Continue substituting values of t up to 10 to complete the table.

(b) To graph the function h(t) = -16t^2+100.4t+5.1, we can use a graphing calculator, a software like Microsoft Excel, or an online graphing tool. Plot the values from the table (t on the x-axis and h(t) on the y-axis) and join the points to create a smooth curve.

(c) The initial height of the rock is given when t = 0. From the table, we found that h(0) = 5.1 feet. Therefore, the initial height of the rock is 5.1 feet.

(d) To find when the rock reaches its maximum height, we need to determine the vertex of the parabolic function h(t) = -16t^2 + 100.4t + 5.1. The t-coordinate of the vertex is given by the formula t = -b/2a, where the quadratic function is in the form ax^2 + bx + c.

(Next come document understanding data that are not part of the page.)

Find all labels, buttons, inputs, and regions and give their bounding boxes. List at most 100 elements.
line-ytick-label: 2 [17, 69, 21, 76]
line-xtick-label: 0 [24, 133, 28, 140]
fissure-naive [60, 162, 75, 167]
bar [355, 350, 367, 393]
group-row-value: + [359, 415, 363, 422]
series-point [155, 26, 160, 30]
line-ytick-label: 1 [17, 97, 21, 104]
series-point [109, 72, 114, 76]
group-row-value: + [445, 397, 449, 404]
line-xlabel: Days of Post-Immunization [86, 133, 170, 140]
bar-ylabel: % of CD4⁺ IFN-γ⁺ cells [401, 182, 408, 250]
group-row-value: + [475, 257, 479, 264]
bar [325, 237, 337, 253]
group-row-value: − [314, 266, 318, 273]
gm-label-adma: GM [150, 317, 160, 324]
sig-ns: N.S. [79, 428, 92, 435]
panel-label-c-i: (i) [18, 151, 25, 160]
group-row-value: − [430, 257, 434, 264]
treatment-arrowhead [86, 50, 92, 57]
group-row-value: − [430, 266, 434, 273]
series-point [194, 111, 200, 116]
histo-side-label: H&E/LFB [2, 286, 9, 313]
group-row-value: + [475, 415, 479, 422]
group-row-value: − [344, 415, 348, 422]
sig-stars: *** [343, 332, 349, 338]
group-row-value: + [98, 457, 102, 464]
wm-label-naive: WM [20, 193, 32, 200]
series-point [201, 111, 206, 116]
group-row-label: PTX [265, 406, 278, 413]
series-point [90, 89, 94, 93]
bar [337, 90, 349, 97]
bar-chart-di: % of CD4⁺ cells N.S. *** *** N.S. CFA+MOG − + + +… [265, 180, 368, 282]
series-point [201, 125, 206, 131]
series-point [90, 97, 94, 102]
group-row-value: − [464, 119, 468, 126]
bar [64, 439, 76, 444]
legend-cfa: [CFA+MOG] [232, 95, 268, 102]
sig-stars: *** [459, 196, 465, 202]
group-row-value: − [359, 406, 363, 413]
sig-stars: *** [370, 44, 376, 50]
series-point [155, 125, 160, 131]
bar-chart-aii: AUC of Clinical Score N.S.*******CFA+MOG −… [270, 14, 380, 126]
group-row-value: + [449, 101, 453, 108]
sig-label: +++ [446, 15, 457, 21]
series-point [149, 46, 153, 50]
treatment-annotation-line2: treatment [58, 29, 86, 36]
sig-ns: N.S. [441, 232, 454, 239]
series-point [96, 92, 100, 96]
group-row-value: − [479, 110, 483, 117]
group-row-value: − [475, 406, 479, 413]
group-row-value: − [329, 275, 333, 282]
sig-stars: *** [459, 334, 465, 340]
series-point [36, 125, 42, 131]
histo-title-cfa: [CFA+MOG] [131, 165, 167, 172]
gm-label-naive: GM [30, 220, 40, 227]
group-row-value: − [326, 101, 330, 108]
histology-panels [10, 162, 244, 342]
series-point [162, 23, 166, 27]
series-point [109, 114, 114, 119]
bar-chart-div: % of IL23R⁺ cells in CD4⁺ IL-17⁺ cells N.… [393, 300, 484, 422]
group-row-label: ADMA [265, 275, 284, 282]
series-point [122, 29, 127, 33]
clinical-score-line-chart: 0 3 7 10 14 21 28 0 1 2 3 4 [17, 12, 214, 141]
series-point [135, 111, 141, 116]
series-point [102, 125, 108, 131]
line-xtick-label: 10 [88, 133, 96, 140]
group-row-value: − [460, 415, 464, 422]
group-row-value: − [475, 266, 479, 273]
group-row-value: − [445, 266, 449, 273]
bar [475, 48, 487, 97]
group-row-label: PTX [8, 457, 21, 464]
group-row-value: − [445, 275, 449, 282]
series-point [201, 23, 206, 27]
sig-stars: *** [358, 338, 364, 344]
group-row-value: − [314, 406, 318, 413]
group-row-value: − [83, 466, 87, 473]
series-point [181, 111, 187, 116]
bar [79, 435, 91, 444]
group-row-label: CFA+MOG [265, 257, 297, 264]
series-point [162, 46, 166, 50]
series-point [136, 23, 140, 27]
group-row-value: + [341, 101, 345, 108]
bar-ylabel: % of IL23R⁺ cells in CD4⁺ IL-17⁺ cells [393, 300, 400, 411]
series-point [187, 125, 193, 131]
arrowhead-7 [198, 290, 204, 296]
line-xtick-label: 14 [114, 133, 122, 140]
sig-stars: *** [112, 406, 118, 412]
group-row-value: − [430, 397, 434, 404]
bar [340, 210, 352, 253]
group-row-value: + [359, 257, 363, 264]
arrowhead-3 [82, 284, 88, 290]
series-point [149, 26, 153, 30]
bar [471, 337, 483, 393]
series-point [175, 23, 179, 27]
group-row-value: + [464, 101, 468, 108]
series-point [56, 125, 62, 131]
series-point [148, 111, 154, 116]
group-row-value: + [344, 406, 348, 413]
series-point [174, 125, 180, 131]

Here, a = -16 and b = 100.4. Substituting these values into the formula, we get:
t = -(100.4) / (2(-16))
t = -100.4 / -32
t = 3.1375

Therefore, the rock reaches its maximum height at approximately t = 3.1375 seconds.

To find the maximum height, substitute this value of t back into the function: h(3.1375) = -16(3.1375)^2 + 100.4(3.1375) + 5.1. Calculate this expression to find the maximum height of the rock.

(e) The rock hits the ground when its height, h(t), is equal to 0. So we need to solve the quadratic equation h(t) = -16t^2+100.4t+5.1 = 0 for t. This can be done by factoring, completing the square, or using the quadratic formula. After solving the equation, you can find the time at which the rock hits the ground.